Motiejus Jakštys Public Record

This conversation totally didn't happen at Microsoft

2023-12-07

Similarity to real–world events and character names is coincidental.

Characters, Microsoft employees:

  • Amy: a high-level executive. Ex-JPMorgan. Pragmatic.
  • Harry: an engineer in Developer Services team. His organization owns code hosting, developer tools and CI infrastructure. A good listener.

2015 — the beginning of Git at Microsoft

Exchange between Harry and Amy in a parking lot of a chilly Redmond morning:

  • Harry: Amy, our Skype colleagues from Tallinn have been using git since 2006 and are making fun of us for using perforce in 2015. Our ex-AWS colleagues take offense, since they know Estonians are right. In fact, everyone takes offense, because nobody likes to admit Estonians are right. Git is a tad too slow for large repos, preventing quick migration. Do you mind if I ask my team to take a look into this?
  • Amy: sure, go ahead, Harry. I don’t care about version control, do what you think is right as long as it works for everyone.

Harry starts poking at git to make it work better for larger repositories.

late 2016 — money pressure and GVFS

Harry and his team implements partial clone (later renamed to sparse checkout). With careful hand-holding, crossed fingers and during a good weather, Visual Studio can now load the partially-cloned Windows repository without crashing. Excitement grows. Friendly, congratulatory exchanges between Estonians and Redmondians take place. Engineers get excited thinking the migration is “soon”.

Harry and Amy again:

  • Amy: Harry, how’s that git thing going? I said I don’t care about version control, but for some reason I do now.
  • Harry: pretty well, why?
  • Amy: just curious, what would it take to migrate the whole company to git?
  • Harry: the tooling is robust and we are ready to migrate. One last thing — Windows and Office repositories are in the hundreds of gigabytes. About 50k people will need get their laptops’ disks replaced. Oh, and we will kill the office network while they download the initial clone. With good planning, we should be good in a month or two.
  • Amy: sounds like $20 million for the disks and lost productivity while this chaos settles down. Any other ideas?
  • Harry: our central repositories are in the basement, and the office connectivity is quite good. Maybe we can use shallow clones.
  • Amy: whatever that means. If it helps, try to make it happen.
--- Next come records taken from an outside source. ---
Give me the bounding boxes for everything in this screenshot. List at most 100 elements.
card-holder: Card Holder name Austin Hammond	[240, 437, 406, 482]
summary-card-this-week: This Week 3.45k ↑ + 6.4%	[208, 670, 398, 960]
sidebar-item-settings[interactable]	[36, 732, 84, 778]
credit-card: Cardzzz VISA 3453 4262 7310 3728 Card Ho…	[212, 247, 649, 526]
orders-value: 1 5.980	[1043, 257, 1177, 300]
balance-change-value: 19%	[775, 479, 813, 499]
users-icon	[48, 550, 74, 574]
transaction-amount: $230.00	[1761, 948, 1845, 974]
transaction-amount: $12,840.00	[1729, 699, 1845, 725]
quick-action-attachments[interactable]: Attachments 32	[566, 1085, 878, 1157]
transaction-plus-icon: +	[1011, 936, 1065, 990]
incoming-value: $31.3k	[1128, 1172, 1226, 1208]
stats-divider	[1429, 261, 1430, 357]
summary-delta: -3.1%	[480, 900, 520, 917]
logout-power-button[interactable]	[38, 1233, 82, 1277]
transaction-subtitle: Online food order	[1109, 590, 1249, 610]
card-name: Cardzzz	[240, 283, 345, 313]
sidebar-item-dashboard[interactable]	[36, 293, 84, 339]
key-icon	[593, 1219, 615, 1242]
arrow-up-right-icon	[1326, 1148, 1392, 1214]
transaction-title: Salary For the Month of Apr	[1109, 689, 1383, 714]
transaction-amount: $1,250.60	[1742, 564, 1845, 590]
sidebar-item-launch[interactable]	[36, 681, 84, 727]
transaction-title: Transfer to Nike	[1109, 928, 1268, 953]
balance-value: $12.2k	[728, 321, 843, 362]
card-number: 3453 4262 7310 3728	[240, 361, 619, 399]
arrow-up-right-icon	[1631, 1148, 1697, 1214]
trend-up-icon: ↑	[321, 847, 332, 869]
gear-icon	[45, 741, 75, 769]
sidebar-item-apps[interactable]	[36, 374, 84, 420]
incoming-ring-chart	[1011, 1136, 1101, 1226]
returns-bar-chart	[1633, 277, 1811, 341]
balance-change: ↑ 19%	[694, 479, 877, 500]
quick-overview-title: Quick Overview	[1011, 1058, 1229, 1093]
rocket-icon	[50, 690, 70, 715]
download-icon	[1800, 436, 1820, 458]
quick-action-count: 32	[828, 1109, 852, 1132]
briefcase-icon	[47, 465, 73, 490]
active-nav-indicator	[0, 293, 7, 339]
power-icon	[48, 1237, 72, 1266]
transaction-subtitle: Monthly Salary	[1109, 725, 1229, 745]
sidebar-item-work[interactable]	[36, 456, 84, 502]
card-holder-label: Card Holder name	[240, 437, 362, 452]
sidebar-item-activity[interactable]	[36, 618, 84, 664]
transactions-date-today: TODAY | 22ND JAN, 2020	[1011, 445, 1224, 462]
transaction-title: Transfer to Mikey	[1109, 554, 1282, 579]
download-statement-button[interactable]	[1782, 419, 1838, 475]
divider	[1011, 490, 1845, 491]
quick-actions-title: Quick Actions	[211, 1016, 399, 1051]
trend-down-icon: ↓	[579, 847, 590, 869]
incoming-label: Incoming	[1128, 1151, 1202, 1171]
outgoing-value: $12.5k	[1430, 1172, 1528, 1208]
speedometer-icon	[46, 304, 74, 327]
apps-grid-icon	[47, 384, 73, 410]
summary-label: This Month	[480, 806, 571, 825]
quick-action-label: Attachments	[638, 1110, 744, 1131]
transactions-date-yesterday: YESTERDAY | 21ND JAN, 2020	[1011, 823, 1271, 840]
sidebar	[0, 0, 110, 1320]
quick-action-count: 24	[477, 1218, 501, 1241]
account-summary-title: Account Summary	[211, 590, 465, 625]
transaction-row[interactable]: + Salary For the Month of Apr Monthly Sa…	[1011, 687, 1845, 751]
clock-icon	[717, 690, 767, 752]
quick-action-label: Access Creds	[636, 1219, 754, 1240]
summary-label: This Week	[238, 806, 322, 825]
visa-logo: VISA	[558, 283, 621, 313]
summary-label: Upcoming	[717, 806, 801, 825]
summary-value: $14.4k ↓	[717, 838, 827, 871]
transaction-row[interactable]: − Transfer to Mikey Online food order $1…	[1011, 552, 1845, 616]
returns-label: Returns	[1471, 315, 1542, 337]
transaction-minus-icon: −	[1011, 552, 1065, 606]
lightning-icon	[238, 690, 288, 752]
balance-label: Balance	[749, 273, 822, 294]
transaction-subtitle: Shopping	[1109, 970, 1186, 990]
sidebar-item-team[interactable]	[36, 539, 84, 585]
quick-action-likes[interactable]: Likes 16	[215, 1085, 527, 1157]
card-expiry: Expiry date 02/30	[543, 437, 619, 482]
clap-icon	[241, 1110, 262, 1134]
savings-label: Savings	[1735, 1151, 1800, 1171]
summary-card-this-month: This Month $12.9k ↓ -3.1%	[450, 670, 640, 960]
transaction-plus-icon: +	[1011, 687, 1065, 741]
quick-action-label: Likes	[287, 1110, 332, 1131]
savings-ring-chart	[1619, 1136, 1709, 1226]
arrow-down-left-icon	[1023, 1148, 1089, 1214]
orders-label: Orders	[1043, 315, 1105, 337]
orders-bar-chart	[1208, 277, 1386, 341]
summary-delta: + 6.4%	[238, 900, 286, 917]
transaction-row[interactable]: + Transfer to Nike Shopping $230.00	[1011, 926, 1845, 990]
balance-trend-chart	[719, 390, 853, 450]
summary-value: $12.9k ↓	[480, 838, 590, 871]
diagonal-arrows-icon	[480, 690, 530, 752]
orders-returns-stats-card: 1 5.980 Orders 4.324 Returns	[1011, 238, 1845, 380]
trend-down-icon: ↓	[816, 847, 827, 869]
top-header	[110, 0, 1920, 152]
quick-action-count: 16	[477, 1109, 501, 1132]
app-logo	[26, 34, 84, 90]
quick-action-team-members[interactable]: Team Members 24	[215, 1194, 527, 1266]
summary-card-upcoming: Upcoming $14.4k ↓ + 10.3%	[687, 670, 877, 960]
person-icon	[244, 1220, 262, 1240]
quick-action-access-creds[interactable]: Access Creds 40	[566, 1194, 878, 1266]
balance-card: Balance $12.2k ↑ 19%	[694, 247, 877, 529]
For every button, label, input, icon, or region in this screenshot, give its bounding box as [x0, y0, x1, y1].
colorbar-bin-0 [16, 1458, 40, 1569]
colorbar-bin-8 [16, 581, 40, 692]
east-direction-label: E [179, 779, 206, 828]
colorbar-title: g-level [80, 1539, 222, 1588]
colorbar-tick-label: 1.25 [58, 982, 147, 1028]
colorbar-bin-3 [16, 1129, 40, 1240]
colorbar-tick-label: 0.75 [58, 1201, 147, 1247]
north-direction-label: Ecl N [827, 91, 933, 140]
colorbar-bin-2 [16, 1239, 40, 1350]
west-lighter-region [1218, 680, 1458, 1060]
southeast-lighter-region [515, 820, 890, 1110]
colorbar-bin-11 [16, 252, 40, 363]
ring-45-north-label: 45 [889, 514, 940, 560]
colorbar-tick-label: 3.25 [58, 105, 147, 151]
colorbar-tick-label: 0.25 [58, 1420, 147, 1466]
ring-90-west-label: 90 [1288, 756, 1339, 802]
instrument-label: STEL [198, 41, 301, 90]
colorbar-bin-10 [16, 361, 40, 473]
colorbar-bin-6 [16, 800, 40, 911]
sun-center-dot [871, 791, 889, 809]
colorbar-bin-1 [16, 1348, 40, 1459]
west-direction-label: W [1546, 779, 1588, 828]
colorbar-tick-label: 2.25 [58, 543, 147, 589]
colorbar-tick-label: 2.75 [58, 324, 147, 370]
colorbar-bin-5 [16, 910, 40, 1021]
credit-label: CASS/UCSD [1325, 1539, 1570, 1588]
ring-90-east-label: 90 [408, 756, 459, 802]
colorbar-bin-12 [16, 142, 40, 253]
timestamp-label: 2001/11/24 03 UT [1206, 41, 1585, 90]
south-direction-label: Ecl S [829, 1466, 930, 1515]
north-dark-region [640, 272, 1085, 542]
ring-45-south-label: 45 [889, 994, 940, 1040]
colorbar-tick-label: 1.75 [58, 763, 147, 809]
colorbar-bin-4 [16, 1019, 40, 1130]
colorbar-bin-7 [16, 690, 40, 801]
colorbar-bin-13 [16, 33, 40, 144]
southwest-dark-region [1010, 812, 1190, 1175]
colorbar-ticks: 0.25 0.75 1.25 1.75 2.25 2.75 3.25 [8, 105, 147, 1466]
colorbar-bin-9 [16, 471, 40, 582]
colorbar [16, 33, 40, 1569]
Harry scrambles to do something about it, creates GVFS. Open sources it. Everyone understands it’s a temporary solution, so lives wit it. People use their git.

2017 — migration is over and problems with GVFS

Migration is over for the last repository. People are complaining about GVFS, but at least they are on git. Amy did not spend her political capital on procurement, so she is happy.

GVFS is open-source, but only sort-of. It requires many Microsoft assumptions (e.g. don’t even try MacOS), but companies cargo-cult GVFS and struggle with it anyway, because it’s Microsoft.

2018 — and later: github acquisition and Scalar

Microsoft buys github. Estonians no longer have anything to make fun of, so they fall back to poking the flies on their office windows. Harry has an eye on replacing GVFS.

Harry’s team keeps improving git. Rewrites GVFS to C and renames it to scalar. To take revenge of Estonians, Harry’s colleague Theodoric bets that he can put microsoft-specific code into upstream git. He wins:

https://github.com/git/git/blob/v2.35.0/contrib/scalar/scalar.c#L144

Late 2023

MS taught their developers to use scalar. Dozens of other companies who believe their repositories are big clone the Microsoft’s workflow. However, their git repositories are not in the basement of their office. So many people unknowingly pay the price of calling into github every few seconds.

The speed of light is did not change over the last decade. If your git repository is on another continent, it will still take at least 100ms for the round-trip (plus whatever outage your git provider has this minute). Cost of SSD is ~$100/TB, this keeps decreasing.

scalar.c has been “made official” and moved from contrib to top-level. But the azure ghosts are still with us:

https://github.com/git/git/blob/v2.43.0/scalar.c#L145

Takeaways

Try this if you think your repo is big:

git clone -c feature.manyFiles=true git@<...>

And forget shallow clones. Sparse checkouts are pretty decently done, so if your repository allows that, it may be a good thing to try.

Also have a look at git maintenance and git config core.fsmonitor.

If you eye a large company for a solution, think about their context. Your repository probably doesn’t weigh hundreds of gigabytes, and it will not cost $20 million to procure larger disks for developers.